A new study published on 29 November in the journal Science has presented a newly developed iron (Fe) molecule that can function as both a photocatalyst to produce fuel and in solar panels to generate electricity (1). The work builds upon previous studies that have presented candidate iron-based molecules for solar energy applications (2, 3).
Typical solar cells are based on metal complexes ― such as noble metals including ruthenium, osmium, and iridium ― that absorb solar rays and transform them into usable energy. In the study, a team chemists from Lund University and Uppsala University in Sweden and the University of Copenhagen in Denmark used something called advanced molecule design to create a new iron molecule with the potential to replace these more expensive and rarer metals. By comparison, iron is highly abundant and makes up six per cent of the Earth’s crust, and is, therefore, much more available.
The researchers have now shown that this iron molecule could potentially be used as a photocatalyst to produce solar fuel, either as hydrogen through water splitting or as methanol from carbon dioxide (CO2). The molecule is capable of capturing and retaining energy from solar rays for a sufficiently long period of time to allow it to react with other molecules.
Moreover, this is the first time scientists have shown that an iron-based material “exhibits strong, visible, room temperature photoluminescence.” In other words, the iron molecule can glow long enough produce light that can be seen with the naked eye at room temperature. While the current photoluminescence of the complex is still quite low, the authors suggest it would be an interesting avenue to pursue. With further improvements, the molecule could have enormous potential in light-emitting technologies, for example, as materials for light-emitting diodes (LEDs).

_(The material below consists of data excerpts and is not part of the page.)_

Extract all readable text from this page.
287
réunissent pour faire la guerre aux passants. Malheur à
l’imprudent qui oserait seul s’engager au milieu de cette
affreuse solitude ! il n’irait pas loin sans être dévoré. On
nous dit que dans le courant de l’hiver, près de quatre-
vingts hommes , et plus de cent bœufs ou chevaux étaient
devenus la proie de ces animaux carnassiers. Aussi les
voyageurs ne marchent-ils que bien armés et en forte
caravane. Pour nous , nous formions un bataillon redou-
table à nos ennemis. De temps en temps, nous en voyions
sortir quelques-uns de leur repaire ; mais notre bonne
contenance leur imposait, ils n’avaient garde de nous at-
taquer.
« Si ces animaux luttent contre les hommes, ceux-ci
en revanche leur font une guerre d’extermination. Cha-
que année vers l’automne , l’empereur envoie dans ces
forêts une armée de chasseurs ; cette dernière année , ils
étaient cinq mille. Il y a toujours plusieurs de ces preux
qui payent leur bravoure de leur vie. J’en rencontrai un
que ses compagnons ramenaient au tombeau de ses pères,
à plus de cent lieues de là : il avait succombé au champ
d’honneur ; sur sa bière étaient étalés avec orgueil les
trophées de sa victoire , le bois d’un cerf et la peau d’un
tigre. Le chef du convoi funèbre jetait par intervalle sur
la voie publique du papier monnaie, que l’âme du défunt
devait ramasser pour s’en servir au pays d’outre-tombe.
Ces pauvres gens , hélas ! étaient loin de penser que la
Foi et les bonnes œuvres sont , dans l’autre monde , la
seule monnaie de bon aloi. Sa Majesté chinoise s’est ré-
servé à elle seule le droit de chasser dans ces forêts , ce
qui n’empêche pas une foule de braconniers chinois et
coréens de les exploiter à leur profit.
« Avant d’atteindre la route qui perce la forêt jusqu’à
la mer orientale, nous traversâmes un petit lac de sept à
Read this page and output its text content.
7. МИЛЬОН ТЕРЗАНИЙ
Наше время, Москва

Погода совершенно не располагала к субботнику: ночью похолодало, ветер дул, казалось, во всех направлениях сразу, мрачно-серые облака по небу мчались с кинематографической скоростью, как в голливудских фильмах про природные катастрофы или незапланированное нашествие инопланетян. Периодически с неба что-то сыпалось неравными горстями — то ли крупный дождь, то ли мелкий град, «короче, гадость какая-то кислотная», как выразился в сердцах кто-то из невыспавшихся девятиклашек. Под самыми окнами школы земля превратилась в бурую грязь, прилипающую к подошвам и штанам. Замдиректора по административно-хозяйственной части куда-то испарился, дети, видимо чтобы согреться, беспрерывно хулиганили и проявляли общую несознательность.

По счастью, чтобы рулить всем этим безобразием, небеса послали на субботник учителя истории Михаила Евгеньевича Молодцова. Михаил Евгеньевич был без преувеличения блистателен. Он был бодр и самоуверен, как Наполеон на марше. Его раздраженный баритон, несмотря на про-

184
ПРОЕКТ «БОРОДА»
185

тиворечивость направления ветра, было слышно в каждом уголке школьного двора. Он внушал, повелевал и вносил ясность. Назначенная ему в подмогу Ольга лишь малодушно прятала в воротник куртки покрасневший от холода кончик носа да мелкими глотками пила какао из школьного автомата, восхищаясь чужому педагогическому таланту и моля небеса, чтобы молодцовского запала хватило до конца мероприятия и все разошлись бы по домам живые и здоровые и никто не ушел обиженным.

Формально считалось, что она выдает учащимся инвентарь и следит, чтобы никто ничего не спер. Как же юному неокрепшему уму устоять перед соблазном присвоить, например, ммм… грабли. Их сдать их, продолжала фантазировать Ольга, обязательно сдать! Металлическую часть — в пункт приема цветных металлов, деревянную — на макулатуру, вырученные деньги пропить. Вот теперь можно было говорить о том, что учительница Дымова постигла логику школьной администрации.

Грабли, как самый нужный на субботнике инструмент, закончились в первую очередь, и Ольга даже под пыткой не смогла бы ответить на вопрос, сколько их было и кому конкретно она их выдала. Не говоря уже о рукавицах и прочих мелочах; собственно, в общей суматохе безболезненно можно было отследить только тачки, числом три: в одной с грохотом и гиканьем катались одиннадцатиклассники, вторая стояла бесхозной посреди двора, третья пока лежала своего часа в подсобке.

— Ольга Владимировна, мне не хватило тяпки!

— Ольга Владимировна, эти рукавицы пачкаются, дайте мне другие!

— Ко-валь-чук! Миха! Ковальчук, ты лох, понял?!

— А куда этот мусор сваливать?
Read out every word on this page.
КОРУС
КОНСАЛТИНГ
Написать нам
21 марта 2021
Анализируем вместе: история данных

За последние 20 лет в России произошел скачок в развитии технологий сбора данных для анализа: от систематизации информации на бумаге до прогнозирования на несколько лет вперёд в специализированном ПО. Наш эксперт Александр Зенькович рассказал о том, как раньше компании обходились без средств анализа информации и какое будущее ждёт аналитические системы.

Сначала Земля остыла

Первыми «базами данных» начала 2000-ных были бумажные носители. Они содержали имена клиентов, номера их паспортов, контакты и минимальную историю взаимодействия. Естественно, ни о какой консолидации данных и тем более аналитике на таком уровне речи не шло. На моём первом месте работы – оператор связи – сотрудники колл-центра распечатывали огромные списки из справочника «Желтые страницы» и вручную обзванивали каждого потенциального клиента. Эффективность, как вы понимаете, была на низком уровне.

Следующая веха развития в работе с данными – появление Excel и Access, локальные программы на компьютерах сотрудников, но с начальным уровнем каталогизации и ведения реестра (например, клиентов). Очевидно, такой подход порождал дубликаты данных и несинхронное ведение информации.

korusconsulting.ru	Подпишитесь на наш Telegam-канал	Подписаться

Solar power applications rely on something called charge-transfer (CT) excited states with a sufficient lifetime and energy to drive electron transfer and visible light emission. Abundant and environmentally inert iron complexes would be an excellent alternative to noble metal systems, however, the problem with is that their electron transfer reactivity is not efficient enough for photochemical applications and they usually exhibit a complete lack of photoluminescence. Luckily, the scientists were able to suppress the cause of this ― rapid deactivation of electrons ― by using advanced molecular design to optimise the molecular structure around the iron atom. The molecular optimisation process is generally slow and the authors were surprised to discover a suitable molecule so quickly. The process should have taken closer to ten years to optimise instead of the five years the team spent working on it.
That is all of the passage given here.